As pessoas não têm o hábito de se reunir e combinar:
– Ei, vamos fazer um país?
Não. Em geral, os países se formam aos poucos, quase sempre por conveniências geográficas, sobretudo conveniências aquáticas. Se tem uma coisa de que nós, seres humanos, precisamos é de água. Dois terços do nosso amado corpo são formados por água, lembre-se. Então, quando vão se estabelecer, as pessoas procuram ficar perto dos rios. E assim as nações vão se constituindo.
Olhe o célebre caso do Egito. Heródoto disse que o Egito é uma dádiva do Nilo. De fato, o Egito só existe por causa das enchentes anuais do Nilo. O grande rio vinha do Sul para o Norte e inundava as duas margens, 15 quilômetros para um lado, 15 para o outro. Os egípcios, durante esse período, corriam para montes próximos e esperavam. Depois que o Nilo se retirava, deixava uma terra rica e fértil, onde os homens plantavam alegremente.

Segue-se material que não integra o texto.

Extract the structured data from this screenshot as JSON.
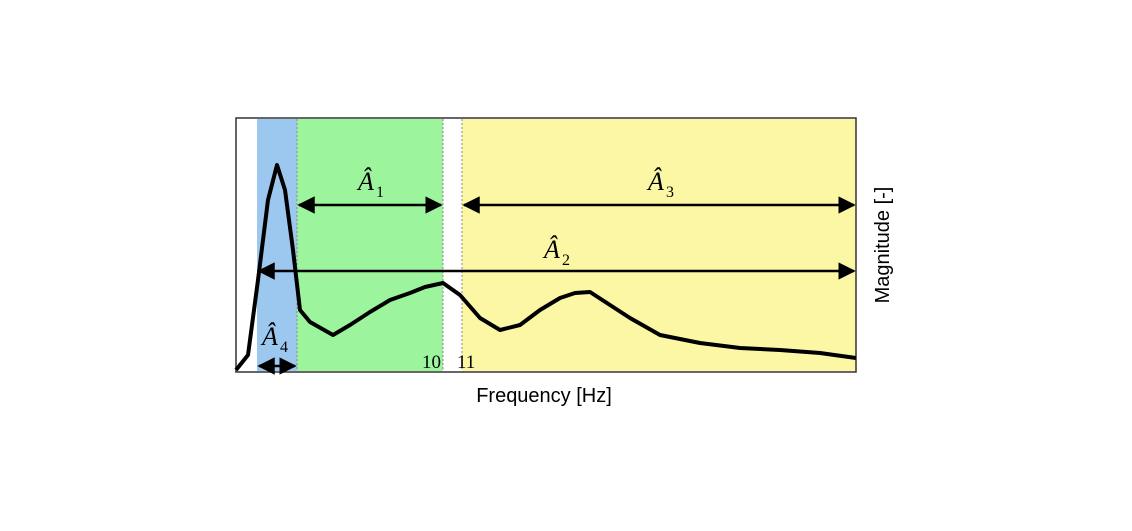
{
  "axes": {
    "x_label": "Frequency [Hz]",
    "y_label": "Magnitude [-]"
  },
  "ticks": [
    "10",
    "11"
  ],
  "bands": [
    {
      "label": "Â",
      "subscript": "1"
    },
    {
      "label": "Â",
      "subscript": "2"
    },
    {
      "label": "Â",
      "subscript": "3"
    },
    {
      "label": "Â",
      "subscript": "4"
    }
  ]
}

O Egito, assim, tornou-se um país estreito e comprido, todo ele erguido ao longo do Nilo. As outras civilizações não foram muito diferentes, tanto que se dizia que o Paraíso ficava entre quatro rios: o próprio Nilo, os irmãos Tigre e Eufrates e o Ganges. Foi nessa região que moraram Adão e Eva, que rastejou a serpente do Mal e que brotou a Árvore do Conhecimento.
Um país que fugiu a essa regra foram os Estados Unidos. Aqui, onde ora moro, eles praticamente fizeram o que escrevi aí em cima. Reuniram-se para fundar uma nação. É que os Estados Unidos são, mesmo, Estados que se uniram. Aquelas primeiras colônias inglesas, depois da independência, designaram líderes que debateram e escreveram uma Constituição, que vale até hoje. A partir daí é que o país foi sendo montado. O Texas, por exemplo, levou 10 anos para entrar na federação. É por isso que digo que a nação americana foi fundada antes do país.
E é aí que chego ao Brasil.
Desde a independência, o Brasil pouco se modificou territorialmente. Saiu a Província Cisplatina, entrou o Acre, nada muito traumático. Sobre esses 8,5 milhões de quilômetros quadrados de terra em que, se plantando, tudo dá, vive uma população que fala a mesma língua e que não enfrenta muitas vicissitudes naturais, como terremotos, furacões e eliminações da Copa do Mundo. Guerras de fronteira? Houve lá aquela quizília com o Paraguai, mas, depois disso, tudo foi mais ou menos tranquilo.
Era para ser fácil fazer um país, mas a questão é que nós, brasileiros, não conseguimos nos acertar quanto às regras que vão gerir nossa convivência. Vejo aquela campanha da Globo, Que Brasil Você Quer. As pessoas dizem que querem um país mais justo etc. Mas “como” fazer isso? Não há consenso, nunca houve.
Por essa razão, criamos regras de acordo com as circunstâncias. A Constituição de 1988, por exemplo, foi escrita no calor da redemocratização. “Temos ódio e nojo à ditadura”, bradou Ulysses Guimarães ao aprová-la e, dizendo isso, disse tudo. Foi uma Constituição feita com paixão, não com razão. Só podia dar errado. Saiu um monstrengo político, administrativo e social. Um monstrengo bem-intencionado, verdade, mas, ainda assim, um monstrengo.
Nossas tragédias de 2018 começaram a ser urdidas em 1988. Não sabíamos exatamente que país nós queríamos; sabíamos que país nós não queríamos. E, em cima desse sentimento de negação, em vez de ser de afirmação, construímos uma proposta de nação leniente, centralizadora e irreal.
A Constituição de 1988 moldou um país torto. Está na hora de mudar.